Hardening of 316 St/St

Hardening of 316 St/St

(OP)
A couple of years ago I saw some components (Valve Ball and Seats) which had undergone a solution treatment which Increased the Surface Hardness of the components and turned the parts almost black in colour.

Whatever the treatment was it did not involve too high a temperature as it was carried out on finished components. The process only changes a few microns from the surface and allows 316 to run against 316 without picking up.

If it helps I seem to recall the process had a German sounding name....although I might be wrong here.

Can anyone point me in the right direction here as to what the process was?

RE: Hardening of 316 St/St

I think you are talking about one of the salt bath nitriding processes that work on Austenitic SS. Do a search on thsi board for the thread as this has been discussed several times.

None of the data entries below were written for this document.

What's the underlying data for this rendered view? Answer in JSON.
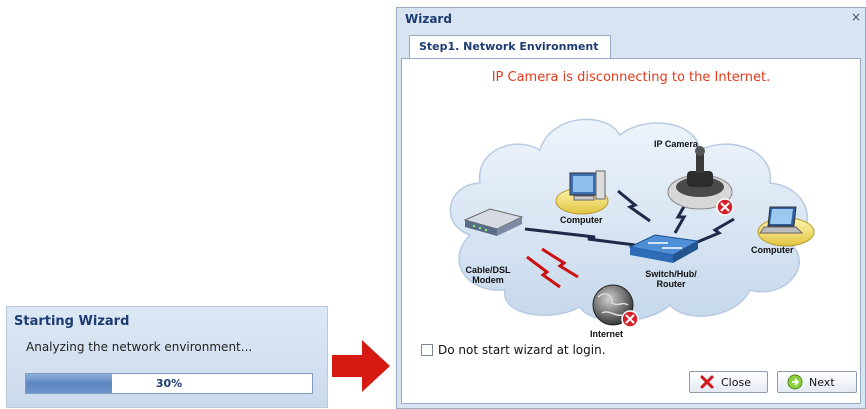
{
  "starting_wizard": {
    "title": "Starting Wizard",
    "status": "Analyzing the network environment...",
    "progress_text": "30%",
    "progress_value": 0.3
  },
  "wizard": {
    "title": "Wizard",
    "close_glyph": "×",
    "tab_label": "Step1. Network Environment",
    "status_message": "IP Camera is disconnecting to the Internet.",
    "diagram_labels": {
      "ip_camera": "IP Camera",
      "computer_left": "Computer",
      "computer_right": "Computer",
      "switch": "Switch/Hub/ Router",
      "modem": "Cable/DSL Modem",
      "internet": "Internet"
    },
    "checkbox_label": "Do not start wizard at login.",
    "checkbox_checked": false,
    "close_button": "Close",
    "next_button": "Next"
  },
  "colors": {
    "status_red": "#e53a1a",
    "title_blue": "#1d3c72",
    "arrow_red": "#d61a12"
  }
}
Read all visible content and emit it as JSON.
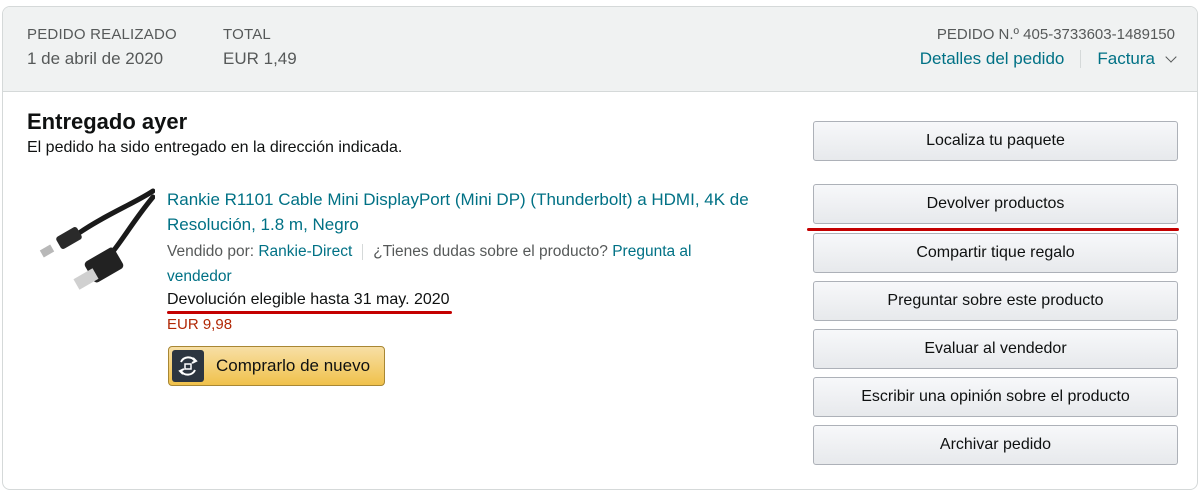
{
  "header": {
    "placed_label": "PEDIDO REALIZADO",
    "placed_date": "1 de abril de 2020",
    "total_label": "TOTAL",
    "total_value": "EUR 1,49",
    "order_number": "PEDIDO N.º 405-3733603-1489150",
    "details_link": "Detalles del pedido",
    "invoice_link": "Factura"
  },
  "shipment": {
    "status": "Entregado ayer",
    "substatus": "El pedido ha sido entregado en la dirección indicada."
  },
  "product": {
    "title": "Rankie R1101 Cable Mini DisplayPort (Mini DP) (Thunderbolt) a HDMI, 4K de Resolución, 1.8 m, Negro",
    "sold_by_label": "Vendido por:",
    "seller_name": "Rankie-Direct",
    "question_text": "¿Tienes dudas sobre el producto?",
    "ask_seller_link": "Pregunta al vendedor",
    "return_eligibility": "Devolución elegible hasta 31 may. 2020",
    "price": "EUR 9,98",
    "buy_again_label": "Comprarlo de nuevo"
  },
  "actions": [
    "Localiza tu paquete",
    "Devolver productos",
    "Compartir tique regalo",
    "Preguntar sobre este producto",
    "Evaluar al vendedor",
    "Escribir una opinión sobre el producto",
    "Archivar pedido"
  ],
  "colors": {
    "link": "#007185",
    "price": "#b12704",
    "annotation_red": "#c40000",
    "buy_button": "#f0c14b"
  }
}
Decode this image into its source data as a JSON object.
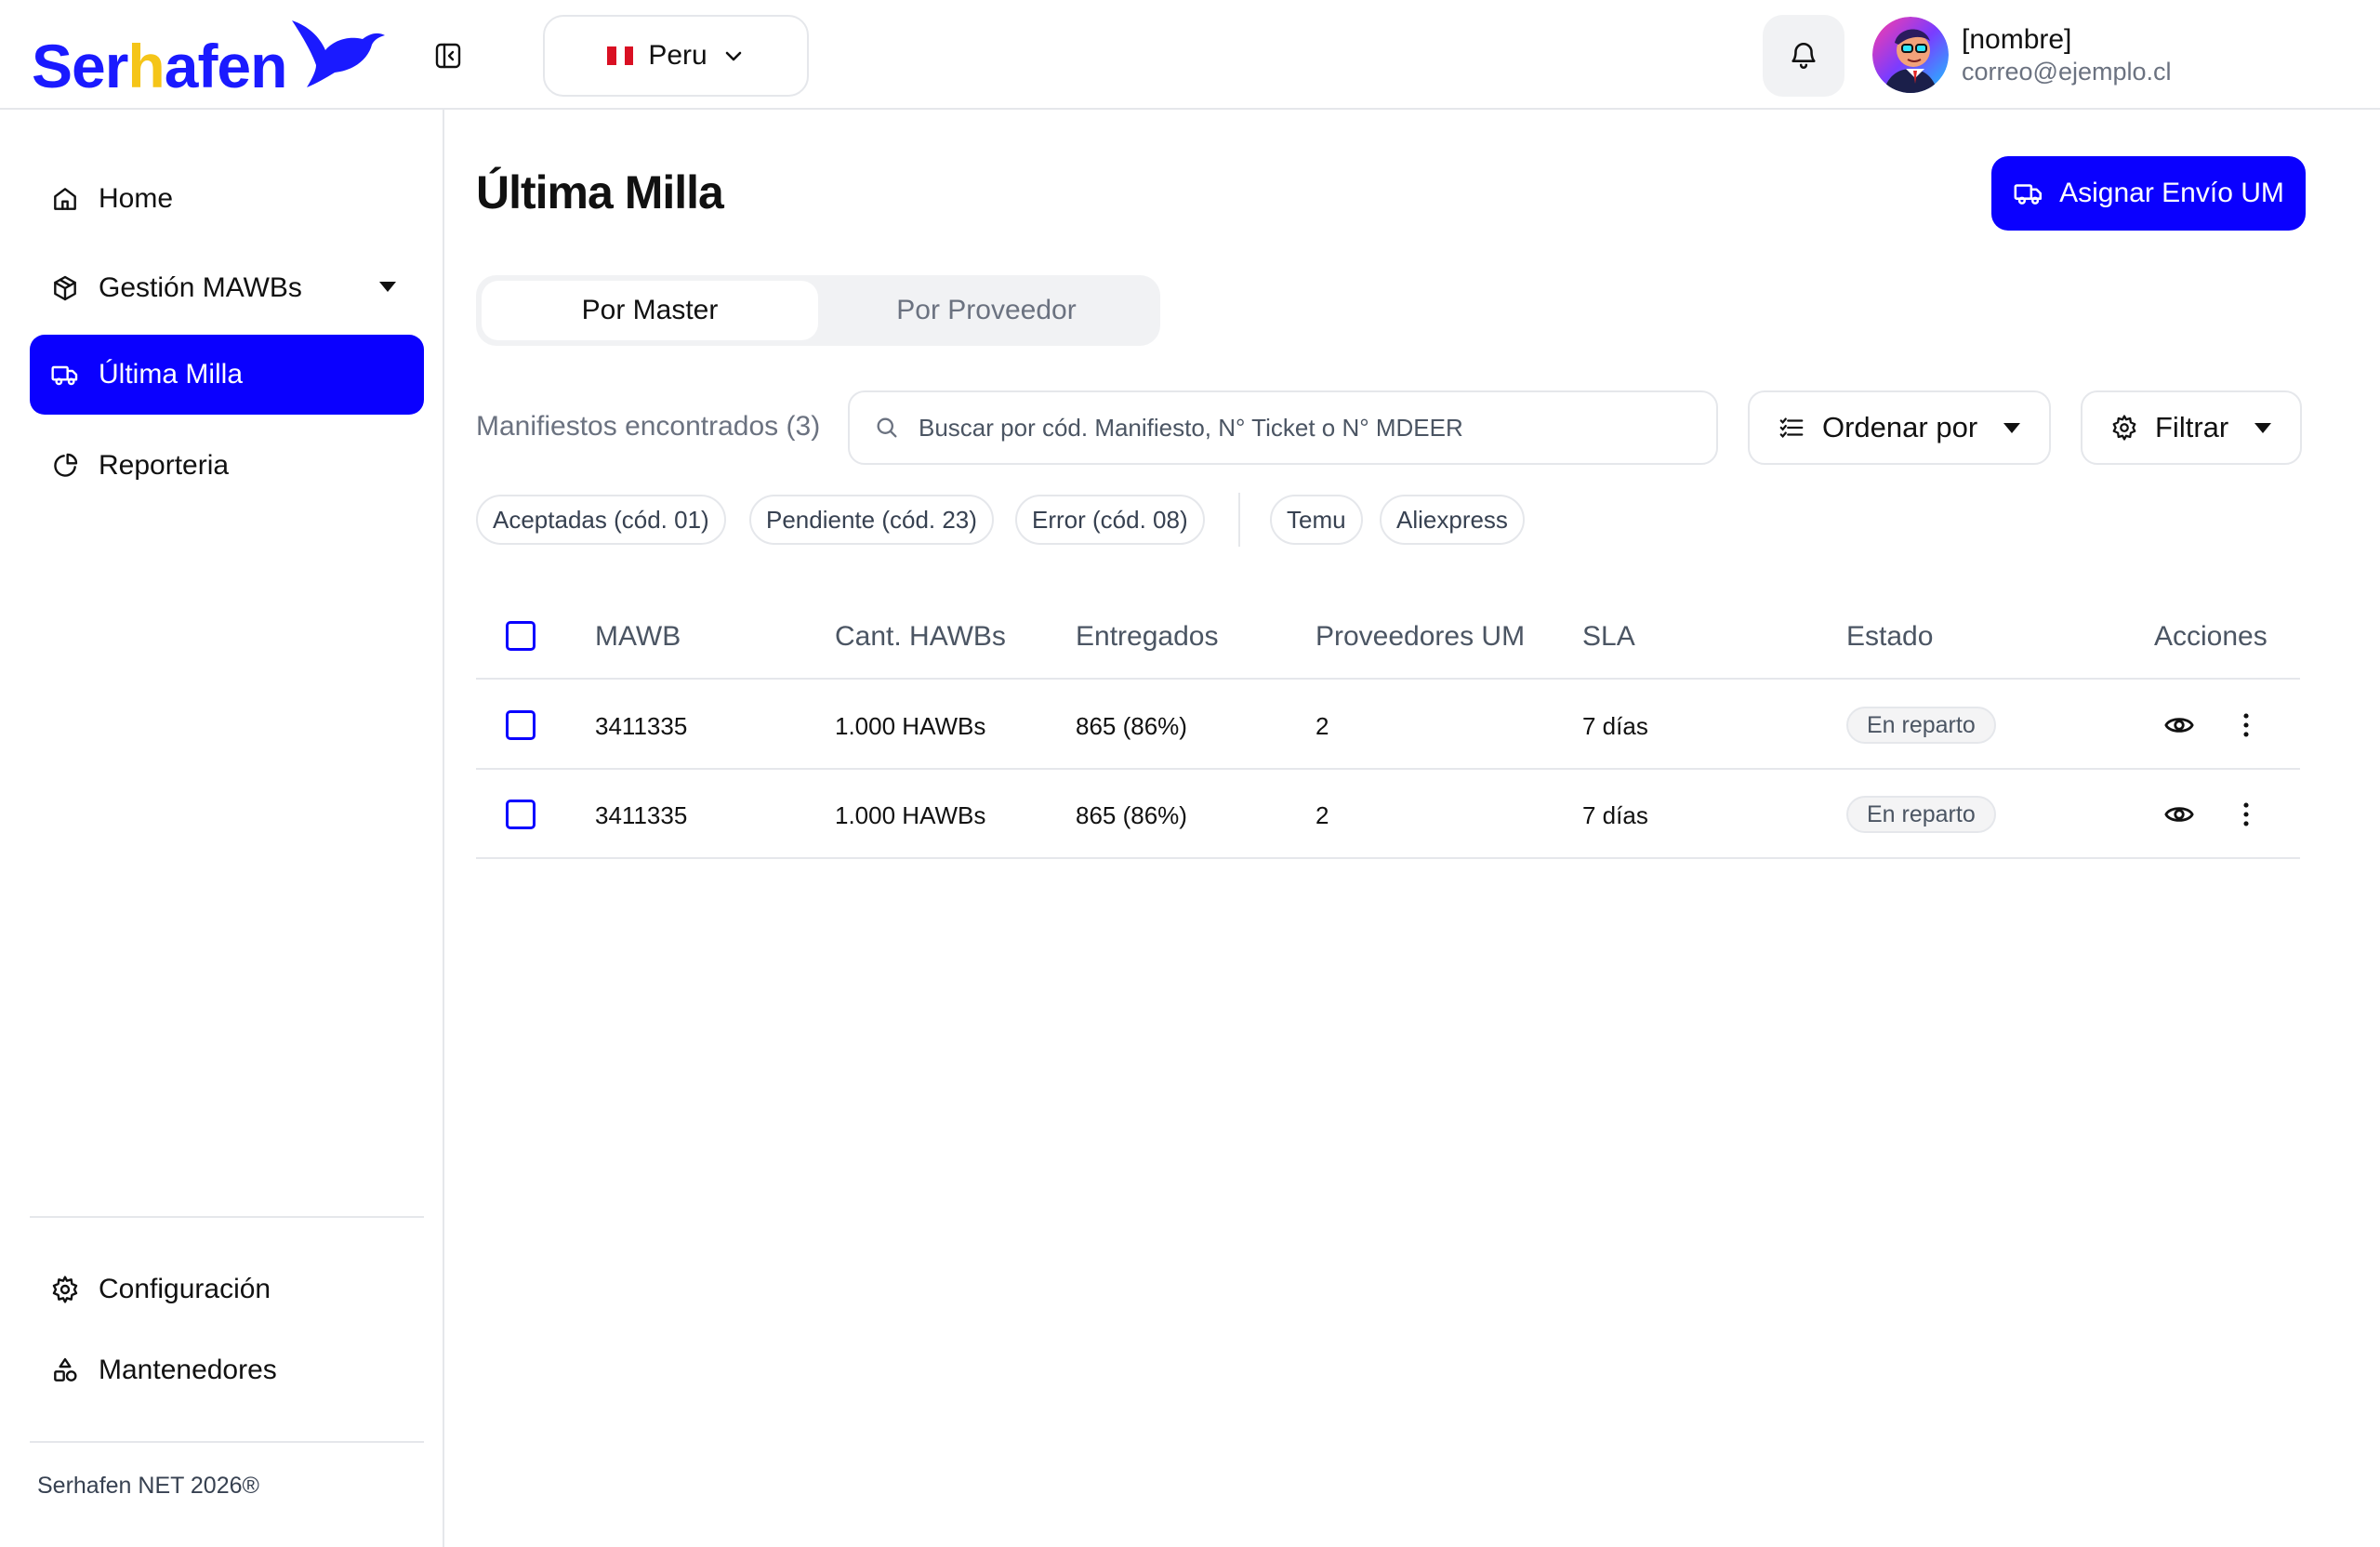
{
  "header": {
    "logo_text_pre": "Ser",
    "logo_text_h": "h",
    "logo_text_post": "afen",
    "country": "Peru",
    "user_name": "[nombre]",
    "user_email": "correo@ejemplo.cl"
  },
  "sidebar": {
    "items": [
      {
        "label": "Home",
        "icon": "home-icon"
      },
      {
        "label": "Gestión MAWBs",
        "icon": "box-icon"
      },
      {
        "label": "Última Milla",
        "icon": "truck-icon"
      },
      {
        "label": "Reporteria",
        "icon": "pie-chart-icon"
      }
    ],
    "bottom_items": [
      {
        "label": "Configuración",
        "icon": "gear-icon"
      },
      {
        "label": "Mantenedores",
        "icon": "shapes-icon"
      }
    ],
    "footer": "Serhafen NET 2026®"
  },
  "main": {
    "title": "Última Milla",
    "primary_action": "Asignar Envío UM",
    "tabs": [
      "Por Master",
      "Por Proveedor"
    ],
    "found_label": "Manifiestos encontrados (3)",
    "search_placeholder": "Buscar por cód. Manifiesto, N° Ticket o N° MDEER",
    "sort_label": "Ordenar por",
    "filter_label": "Filtrar",
    "chips": [
      "Aceptadas (cód. 01)",
      "Pendiente (cód. 23)",
      "Error (cód. 08)",
      "Temu",
      "Aliexpress"
    ]
  },
  "table": {
    "columns": [
      "MAWB",
      "Cant. HAWBs",
      "Entregados",
      "Proveedores UM",
      "SLA",
      "Estado",
      "Acciones"
    ],
    "rows": [
      {
        "mawb": "3411335",
        "hawbs": "1.000 HAWBs",
        "delivered": "865 (86%)",
        "providers": "2",
        "sla": "7 días",
        "status": "En reparto"
      },
      {
        "mawb": "3411335",
        "hawbs": "1.000 HAWBs",
        "delivered": "865 (86%)",
        "providers": "2",
        "sla": "7 días",
        "status": "En reparto"
      }
    ]
  },
  "colors": {
    "brand": "#0a00ff",
    "logo_accent": "#f5c518",
    "border": "#e5e7eb"
  }
}
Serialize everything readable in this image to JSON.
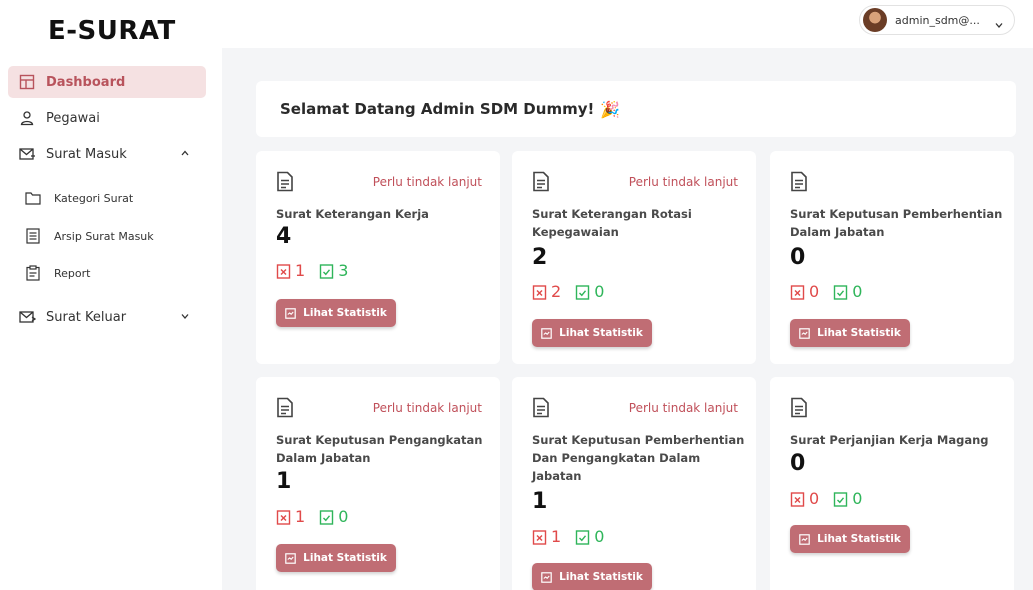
{
  "app": {
    "brand": "E-SURAT"
  },
  "user": {
    "name": "admin_sdm@..."
  },
  "sidebar": {
    "items": [
      {
        "label": "Dashboard"
      },
      {
        "label": "Pegawai"
      },
      {
        "label": "Surat Masuk"
      },
      {
        "label": "Surat Keluar"
      }
    ],
    "sub_items": [
      {
        "label": "Kategori Surat"
      },
      {
        "label": "Arsip Surat Masuk"
      },
      {
        "label": "Report"
      }
    ]
  },
  "welcome": {
    "text": "Selamat Datang Admin SDM Dummy!",
    "emoji": "🎉"
  },
  "button_label": "Lihat Statistik",
  "flag_label": "Perlu tindak lanjut",
  "cards": [
    {
      "title": "Surat Keterangan Kerja",
      "count": "4",
      "rejected": "1",
      "approved": "3",
      "needs_action": true
    },
    {
      "title": "Surat Keterangan Rotasi Kepegawaian",
      "count": "2",
      "rejected": "2",
      "approved": "0",
      "needs_action": true
    },
    {
      "title": "Surat Keputusan Pemberhentian Dalam Jabatan",
      "count": "0",
      "rejected": "0",
      "approved": "0",
      "needs_action": false
    },
    {
      "title": "Surat Keputusan Pengangkatan Dalam Jabatan",
      "count": "1",
      "rejected": "1",
      "approved": "0",
      "needs_action": true
    },
    {
      "title": "Surat Keputusan Pemberhentian Dan Pengangkatan Dalam Jabatan",
      "count": "1",
      "rejected": "1",
      "approved": "0",
      "needs_action": true
    },
    {
      "title": "Surat Perjanjian Kerja Magang",
      "count": "0",
      "rejected": "0",
      "approved": "0",
      "needs_action": false
    }
  ],
  "colors": {
    "accent": "#c06d74",
    "active_bg": "#f5e1e2",
    "rejected": "#e04a4a",
    "approved": "#2fb55a",
    "flag": "#c0505a"
  }
}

(I think it was a Kolene process or similar. Possibly QPQ?)

nick

RE: Hardening of 316 St/St

Perhaps Kolsterising is the process to which you are referring.  The following website has more information:

www.kolsterising.bodycote.com

RE: Hardening of 316 St/St

It sounds like you are thinking of the Kolsterizing process, which does give you a very hard case about 25 microns deep on austenitic stainlesses, but the black color is not necessarily a result of Kolsterizing.  Another possibility is burnished-in Molybdenum Disulfide, which will result in a black color and exceptional lubricity.

Maybe use the latter over the former??

RE: Hardening of 316 St/St

Kolsterizing is but one of a handful of processes known as low-temperature carburizing (between 400 and 600 Celsius). I have tried 5 different companies for my parts, and they all do it in different ways. The blackening comes from the surface activation, which is done prior to carburizing. Some process is patented, others are only proprietary, but very well guarded.

RE: Hardening of 316 St/St

the downside of these processes is that the corrosion resistance is severely affected. QPQ imparts nitrogen and carbon into the surface. carbon ties up the chromium such that it cannot form a protective chromium oxide surface layer. the bulk corrosion resistance of stainless is not much better than carbon steel. you will be relying almost exclusively on the corrosion resistance of the resulting case which will be better than carbon steel but not as good as stainless.